Não existe almoço grátis

 

O que leva 11 vereadores a queimarem seus filmes defendendo um prefeito supostamente flagrado em diálogos um tanto quanto duvidosos? O que os faz quererem criminalizar o denunciante em vez de se aterem ao conteúdo da denúncia, e ao que diz o denunciado nas evidências reunidas pelos autores do pedido de cassação? Conforme o Agora detalha na capa e na página 3 de hoje, apenas cinco vereadores afirmaram ter visto algo substancial no teor dos áudios divulgados por Marcelo Máximo de Morais, o Marreco, ex-aliado de Galileu Machado (MDB).

Sob vaias, gritos e xingamentos, Ademir Silva, César Tarzan, Delano Santiago, Eduardo Print Júnior, Josafá Anderson, Rodrigo Kaboja, Marcos Vinícius, Nêgo do Buriti, Raimundo Nonato, Renato Ferreira e Zé Luiz da Farmácia indicaram que estão mais ao lado de Galileu que ao lado do povo. Ao que parece, estão ao lado, como o próprio Ademir Silva disse recentemente durante seu pronunciamento na Câmara, das obras e dos cargos que o prefeito dá a quem o protege. Ao livrarem Galileu de uma possível cassação, esses vereadores fizeram, à sua maneira, como aqueles deputados federais que livraram Temer de denúncias por duas vezes, custando R$ 12 bilhões aos cofres públicos, pagos em cargos e benesses de valor inestimável – dentre elas, o afrouxamento da lei de combate ao trabalho escravo, que serviu para beneficiar os parlamentares pecuaristas, que exploram mão de obra barata em suas grandes propriedades.

Mas e os vereadores de Divinópolis? Ganharam o quê? Como será o pagamento? Obras? Cargos na Prefeitura? Não existe almoço grátis. Nenhum político que se preze se submete a tamanho vexame de graça. Principalmente os que miram a reeleição ou a conquista de um cargo mais alto. E os argumentos apresentados por eles são vergonhosos.

Tentaram de tudo — até mesmo desqualificar o caráter do denunciante, como se Galileu já não fosse alvo de inúmeros processos judiciais, inclusive por nepotismo. Tática velha. Em vez de combater o fato denunciado, combate-se o denunciante. Se a denúncia apresentada por Marreco fosse infundada, como alegaram alguns dos nobres vereadores, eles não teriam corrido tanto para acelerar a instauração da Comissão Parlamentar de Inquérito (CPI) e enfraquecer a Denúncia de Infração Político-Administrativo, da Associação dos Advogados do Centro-Oeste de Minas (AACO), rejeitada ontem.
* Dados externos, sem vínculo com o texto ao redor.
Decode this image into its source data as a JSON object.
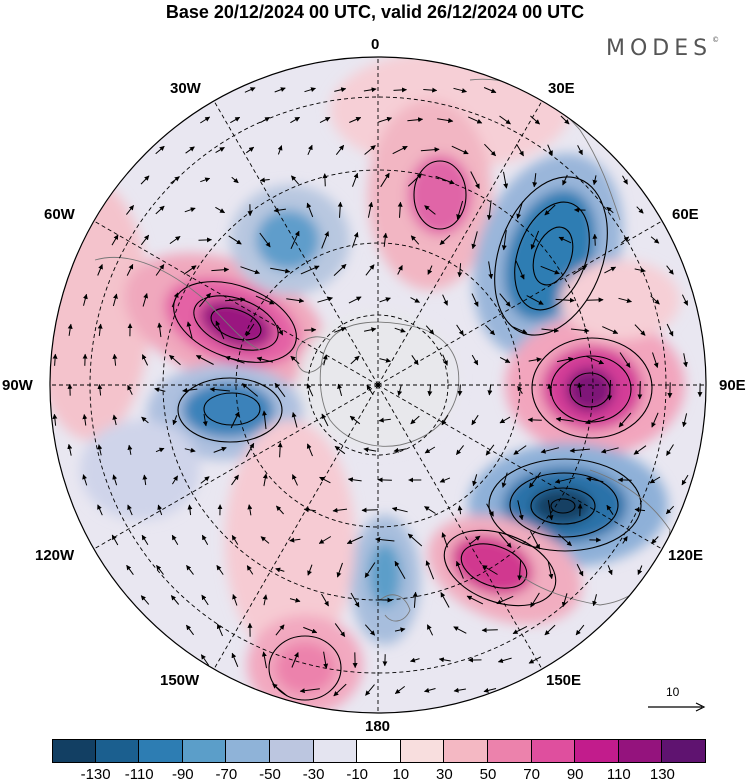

Defender o arquivamento do pedido de cassação sob o argumento de que não se sabe se as gravações são verdadeiras é surreal. A simples aceitação da denúncia não implicaria na imediata cassação de Galileu. Esses 11 vereadores se omitiram do papel de representar o povo no Poder Legislativo – que é a função essencial do cargo que eles ganharam nas urnas. Afinal, o povo quer resultado, quer representatividade. O presidente Adair Otaviano (MDB) pode ter instaurado a Comissão Parlamentar de Inquérito sobre o teor das gravações. Mas isso não terá o mesmo efeito que poderia decorrer da aceitação da denúncia, porque ainda não se sabe de CPI local que tenha tido resultado concreto – exemplo é a da Copasa, que resultou em um relatório que não resultou em nada.
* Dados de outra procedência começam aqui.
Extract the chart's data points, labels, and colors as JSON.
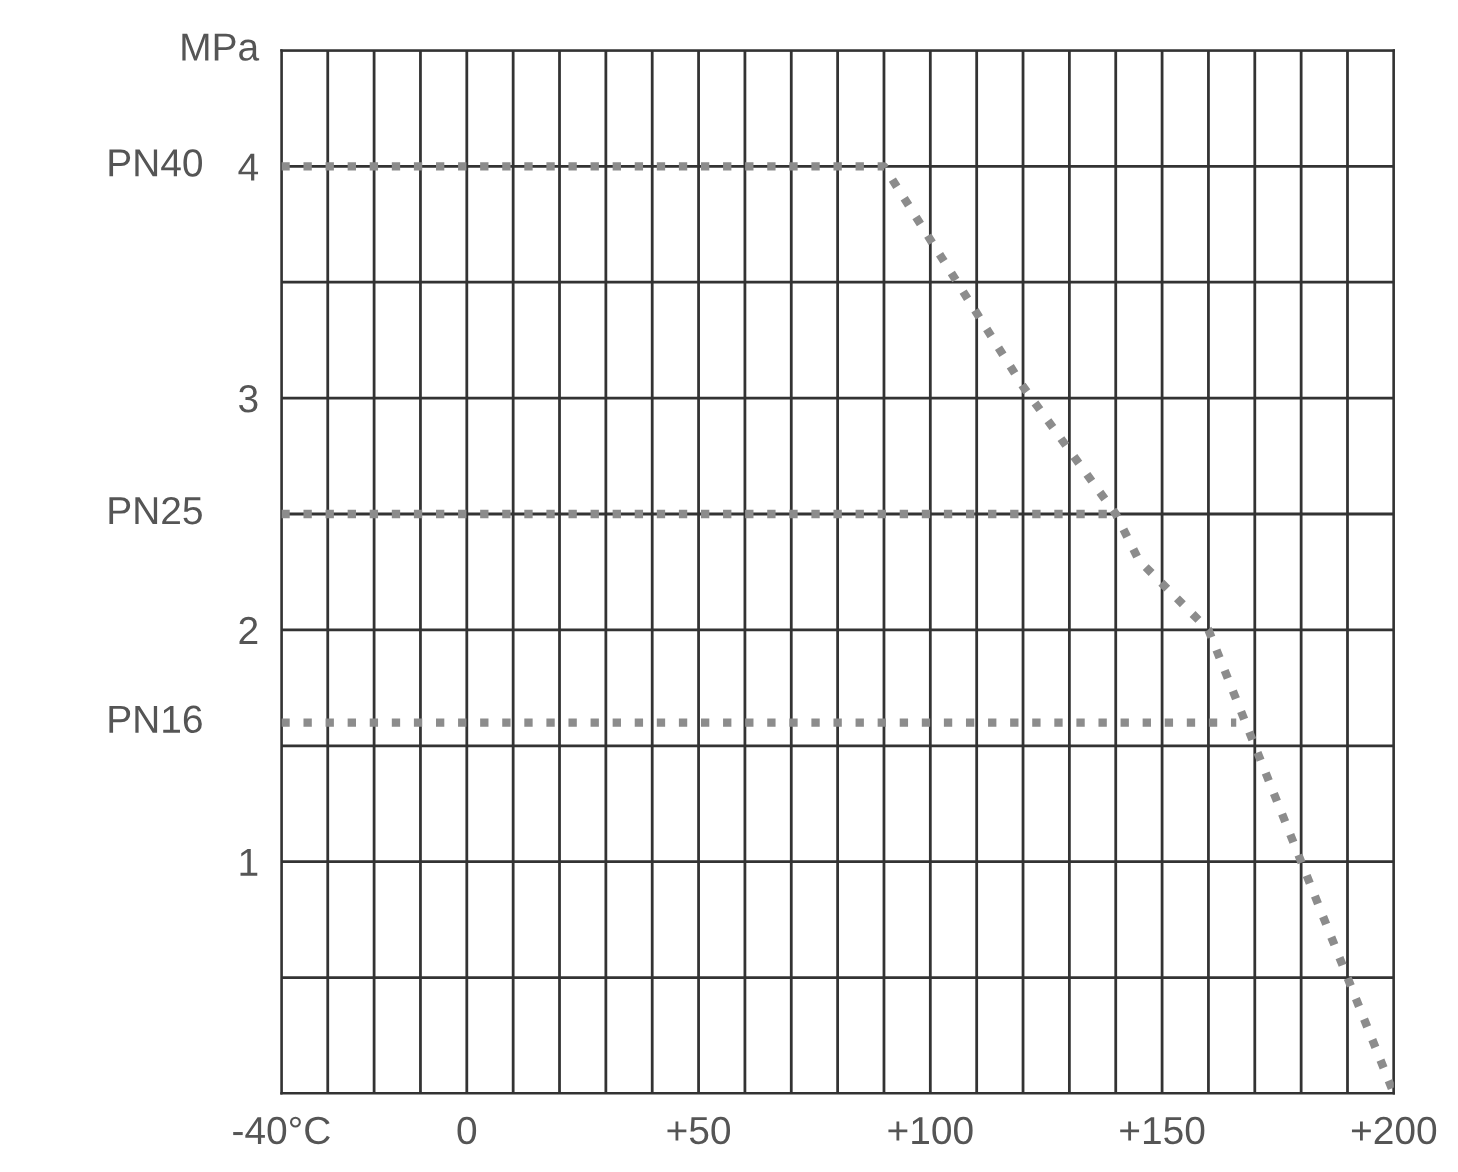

Agora a associação de advogados que ofereceu a denúncia tentará invalidar a votação de ontem sob a alegação de que Kaboja não poderia ter votado, pois é citado na denúncia. Mesmo que consiga e a votação ocorra novamente, os vereadores que fizeram pactos de sangue com o prefeito poderão renová-los. Desta vez, porém, muito mais desgastados diante da opinião pública.